Rektörler gelir geçer, üniversiteler bizimdir
Anadolu Üniversitesinde bir rektör geliyor, bir rektör gidiyor. Hatta 1 yılda 3 rektör görüyoruz. Fakat hiçbiri üniversitenin hiçbir bileşenine sorulmuyor.
Anadolu Üniversitesi | Fotoğraf: DHA
Anadolu Üniversitesinden öğretim elemanları
Anadolu Üniversitesine 21 Aralık 2024’te Cumhurbaşkanı Erdoğan tarafından bir yeni rektör atandı. Prof. Dr. Yusuf Adıgüzel bir yıl içinde Anadolu Üniversitesine atanan 3. rektör.
Önceki Dönemin Rektörü Prof. Dr. Fuat Erdal görevden istifa etmişti. İstifası oldukça şaibeliydi; çünkü görev süresi bittikten sonra Erdoğan tarafından yeniden rektör olarak atanmış, ancak kısa bir zaman sonra istifasını vermişti. Nasıl ki bu atamaların neden ve nasıl yapıldığı üniversitenin hiçbir bileşenine açıklanmıyor ve sorulmuyorsa bu istifanın nedenleri de kapalı kapılar ardında.
Erdal’ın yerine vekaleten Eskişehir Osmangazi Üniversitesinin Eski Rektörü Prof. Dr. Kemal Şenocak atandı. Şenocak ilk olarak üniversitenin öğretim üyeliği atama yükseltme kriterlerini arttırdı. Elbette bu girişim bilimsel çalışmaların arttırılmasında bir adım olarak düşünülebilir ancak üniversitelerde giderek performans odaklı bir anlayışın hakim kılınma çabası akademik kariyerinin henüz başında olan araştırma görevlileri ve doktor öğretim üyelerini ‘Seri üretim yayın yapmak’ zorunda bırakıyor. “Beğenmeyen başka üniversiteye gidebilir” anlayışıyla üniversitelerin başarısının sağlanamayacağı aşikar.

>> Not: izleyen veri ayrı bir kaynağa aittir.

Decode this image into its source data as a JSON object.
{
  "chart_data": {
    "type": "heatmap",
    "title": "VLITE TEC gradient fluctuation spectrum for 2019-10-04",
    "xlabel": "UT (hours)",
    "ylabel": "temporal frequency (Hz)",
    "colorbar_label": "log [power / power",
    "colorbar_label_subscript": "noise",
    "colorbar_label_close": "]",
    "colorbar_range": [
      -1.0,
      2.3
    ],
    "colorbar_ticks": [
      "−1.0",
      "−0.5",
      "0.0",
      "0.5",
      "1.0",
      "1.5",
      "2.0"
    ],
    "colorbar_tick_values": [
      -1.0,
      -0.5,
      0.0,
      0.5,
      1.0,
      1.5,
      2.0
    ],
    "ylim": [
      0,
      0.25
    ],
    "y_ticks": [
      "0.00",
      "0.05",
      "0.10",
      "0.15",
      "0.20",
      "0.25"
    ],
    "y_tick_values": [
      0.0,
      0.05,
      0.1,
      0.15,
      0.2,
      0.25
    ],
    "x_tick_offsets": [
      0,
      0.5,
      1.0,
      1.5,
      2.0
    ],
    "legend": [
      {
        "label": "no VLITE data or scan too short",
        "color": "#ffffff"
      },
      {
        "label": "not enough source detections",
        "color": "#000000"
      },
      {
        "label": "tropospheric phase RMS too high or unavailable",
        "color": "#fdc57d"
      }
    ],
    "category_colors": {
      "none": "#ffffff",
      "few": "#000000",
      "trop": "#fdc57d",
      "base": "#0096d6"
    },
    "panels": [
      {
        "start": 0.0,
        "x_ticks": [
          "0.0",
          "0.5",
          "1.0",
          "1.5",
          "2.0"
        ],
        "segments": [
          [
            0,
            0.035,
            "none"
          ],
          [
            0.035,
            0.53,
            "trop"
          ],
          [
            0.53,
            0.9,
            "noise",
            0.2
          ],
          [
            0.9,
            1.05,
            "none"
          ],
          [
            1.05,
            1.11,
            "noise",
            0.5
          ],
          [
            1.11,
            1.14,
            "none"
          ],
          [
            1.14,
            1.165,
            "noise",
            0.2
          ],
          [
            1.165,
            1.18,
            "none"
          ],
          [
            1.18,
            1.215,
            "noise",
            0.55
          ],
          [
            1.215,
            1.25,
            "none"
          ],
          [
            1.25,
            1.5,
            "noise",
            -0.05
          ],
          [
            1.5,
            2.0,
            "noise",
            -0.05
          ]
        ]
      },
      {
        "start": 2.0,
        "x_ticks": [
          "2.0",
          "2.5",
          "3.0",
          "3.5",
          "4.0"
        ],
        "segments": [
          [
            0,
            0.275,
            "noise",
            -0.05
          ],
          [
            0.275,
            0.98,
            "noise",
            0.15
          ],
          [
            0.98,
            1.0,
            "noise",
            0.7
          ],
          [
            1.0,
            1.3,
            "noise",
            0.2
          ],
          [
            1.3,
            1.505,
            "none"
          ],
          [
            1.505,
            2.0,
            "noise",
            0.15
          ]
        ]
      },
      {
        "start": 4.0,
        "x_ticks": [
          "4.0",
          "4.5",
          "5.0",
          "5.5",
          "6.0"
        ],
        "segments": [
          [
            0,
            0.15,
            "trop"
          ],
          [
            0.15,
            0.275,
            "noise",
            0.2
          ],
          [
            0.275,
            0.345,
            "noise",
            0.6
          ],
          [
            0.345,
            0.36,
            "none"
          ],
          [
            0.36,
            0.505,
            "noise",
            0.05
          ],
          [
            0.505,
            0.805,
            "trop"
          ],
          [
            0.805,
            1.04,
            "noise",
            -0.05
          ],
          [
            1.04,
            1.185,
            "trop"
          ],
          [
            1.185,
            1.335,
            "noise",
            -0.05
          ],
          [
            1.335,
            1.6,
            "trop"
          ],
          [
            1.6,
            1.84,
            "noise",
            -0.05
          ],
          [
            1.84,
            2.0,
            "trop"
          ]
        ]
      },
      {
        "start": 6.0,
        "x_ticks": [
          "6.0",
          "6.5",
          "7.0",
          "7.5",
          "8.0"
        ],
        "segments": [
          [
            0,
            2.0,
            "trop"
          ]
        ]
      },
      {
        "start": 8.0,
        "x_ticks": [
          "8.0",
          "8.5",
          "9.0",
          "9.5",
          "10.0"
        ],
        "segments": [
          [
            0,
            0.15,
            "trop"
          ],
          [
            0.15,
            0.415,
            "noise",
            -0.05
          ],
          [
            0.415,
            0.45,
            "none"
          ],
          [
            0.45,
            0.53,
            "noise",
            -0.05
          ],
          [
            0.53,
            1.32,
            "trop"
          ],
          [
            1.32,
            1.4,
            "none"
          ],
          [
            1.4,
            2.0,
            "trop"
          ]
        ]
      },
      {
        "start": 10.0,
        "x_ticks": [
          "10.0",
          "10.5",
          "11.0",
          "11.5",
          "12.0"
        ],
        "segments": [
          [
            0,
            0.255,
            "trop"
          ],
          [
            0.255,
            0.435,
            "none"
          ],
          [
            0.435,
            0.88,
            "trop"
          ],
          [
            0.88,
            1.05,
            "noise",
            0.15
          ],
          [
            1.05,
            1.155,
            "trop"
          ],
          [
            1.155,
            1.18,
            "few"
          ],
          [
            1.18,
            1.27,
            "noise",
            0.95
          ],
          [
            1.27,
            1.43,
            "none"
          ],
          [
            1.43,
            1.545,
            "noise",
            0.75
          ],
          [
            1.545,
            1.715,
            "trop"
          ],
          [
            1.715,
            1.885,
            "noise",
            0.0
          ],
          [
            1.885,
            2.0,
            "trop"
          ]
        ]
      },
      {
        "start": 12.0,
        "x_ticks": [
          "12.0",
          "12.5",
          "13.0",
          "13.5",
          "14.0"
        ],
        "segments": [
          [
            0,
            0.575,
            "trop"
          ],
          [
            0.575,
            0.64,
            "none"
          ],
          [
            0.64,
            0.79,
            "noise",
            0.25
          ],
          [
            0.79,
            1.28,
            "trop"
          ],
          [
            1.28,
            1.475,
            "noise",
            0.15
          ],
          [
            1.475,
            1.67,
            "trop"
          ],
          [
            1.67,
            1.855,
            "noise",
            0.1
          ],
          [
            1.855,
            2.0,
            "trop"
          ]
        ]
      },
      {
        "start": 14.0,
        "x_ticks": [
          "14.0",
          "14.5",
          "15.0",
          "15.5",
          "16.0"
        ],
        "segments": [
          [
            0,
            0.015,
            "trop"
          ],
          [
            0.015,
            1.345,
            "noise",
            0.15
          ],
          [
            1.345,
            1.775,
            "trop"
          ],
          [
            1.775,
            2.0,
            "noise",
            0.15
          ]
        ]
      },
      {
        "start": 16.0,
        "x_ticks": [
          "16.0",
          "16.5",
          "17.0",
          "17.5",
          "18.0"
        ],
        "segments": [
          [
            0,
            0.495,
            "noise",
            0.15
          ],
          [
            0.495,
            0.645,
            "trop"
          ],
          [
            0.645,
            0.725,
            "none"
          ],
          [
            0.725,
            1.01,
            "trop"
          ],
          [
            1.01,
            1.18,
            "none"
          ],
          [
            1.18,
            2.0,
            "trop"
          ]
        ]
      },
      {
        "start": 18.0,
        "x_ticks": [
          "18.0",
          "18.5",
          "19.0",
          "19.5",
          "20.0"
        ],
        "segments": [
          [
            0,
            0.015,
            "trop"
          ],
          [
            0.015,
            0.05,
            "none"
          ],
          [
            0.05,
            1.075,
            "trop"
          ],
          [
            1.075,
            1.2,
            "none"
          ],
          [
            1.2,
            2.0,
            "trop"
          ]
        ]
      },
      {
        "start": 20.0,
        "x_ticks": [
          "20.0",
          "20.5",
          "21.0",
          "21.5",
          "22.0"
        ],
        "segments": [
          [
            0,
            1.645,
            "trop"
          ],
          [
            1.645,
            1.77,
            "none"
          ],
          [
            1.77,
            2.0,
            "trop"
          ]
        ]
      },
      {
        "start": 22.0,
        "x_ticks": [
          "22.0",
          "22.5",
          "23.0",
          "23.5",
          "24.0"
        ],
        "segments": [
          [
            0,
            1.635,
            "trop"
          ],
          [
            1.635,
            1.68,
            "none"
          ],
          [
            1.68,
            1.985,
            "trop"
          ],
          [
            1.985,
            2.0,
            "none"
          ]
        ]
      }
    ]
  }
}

Henüz yeni uygulamaya konan eski kriterlerin yüzde 50 gibi bir oranla yükseltilmesi genç akademisyenleri güvencesiz çalışma ve geleceksizliğe itiyor. Tasarruf tedbirlerinin parçası olduğu iddiasıyla yemekhane imkanlarında kısıtlamaya gidilmesi, hijyen koşullarının sağlığı tehdit eden noktaya varması Şenocak’ın yönetiminde tartışma yaratan diğer gelişmelerdi. Geçici görevlendirme rektörlüğe Prof. Dr. Yusuf Adıgüzel’in atanmasıyla son buldu.
Adıgüzel hem Anadolu Üniversitesinin eski öğrencisi olması hem de öğrencilerle ve öğretim üyeleriyle vakit geçirmeye çalışmasıyla oldukça etkili bir iletişim çalışması yürütmüş gibi görünüyor. Göreve atanır atanmaz öğrencilerle öğrenci yemekhanesinde yemek yemesi, üniversitenin çeşitli fakültelerinde gerçekleştirilen etkinliklere katılım göstermesi rektörün üniversitede olup bitenlerle ilgilendiği ve “Fanusuna kapanmayacağı” izlenimini uyandırmış gibi görünüyor.
Fakat öğrencilerle yemek yerken yemekhaneye yılda iki kez yapılan zamların, öğrenci kulüplerine getirilen kısıtlama veya engellemelerin konuşulmadığını düşünmek hiç de zor değil.
Benzer şekilde uzun bir fiili engellemenin ardından yeniden yapılan öğrenci temsilciliği (ÖTK) seçimlerinin kısıtlı duyuru ve başvuru süresi ile gerçekleştirilmesi dikkat çekti. Aynı zamanda fakülte ziyaretlerinde öğretim üyelerine yaşadıkları mobbingi, performans kaygısını, toplumsal cinsiyetten kaynaklanan eşitsiz çalışma koşullarını sormadığını da biliyoruz.
Anadolu Üniversitesinde bir rektör geliyor, bir rektör gidiyor. Hatta 1 yılda 3 rektör görüyoruz. Fakat hiçbiri üniversitenin hiçbir bileşenine sorulmuyor, Erdoğan’ın bir gece verdiği kararla üniversite üzerindeki yetkilerin kimde toplanacağı belirleniyor. Otosansür nedeniyle fikirlerin ifade edilmesi en alt kademeden başlayarak engelleniyor. Bu nedenle bugün Eskişehir’den belki de her zamankinden daha yüksek sesle özerk ve demokratik üniversite talebimizi yükseltmemiz gerek. Üniversiteler öğrencisiyle, öğretim üyesiyle, idari personeliyle, işçisiyle bizlerindir. Karar verecek olanlar da bizleriz.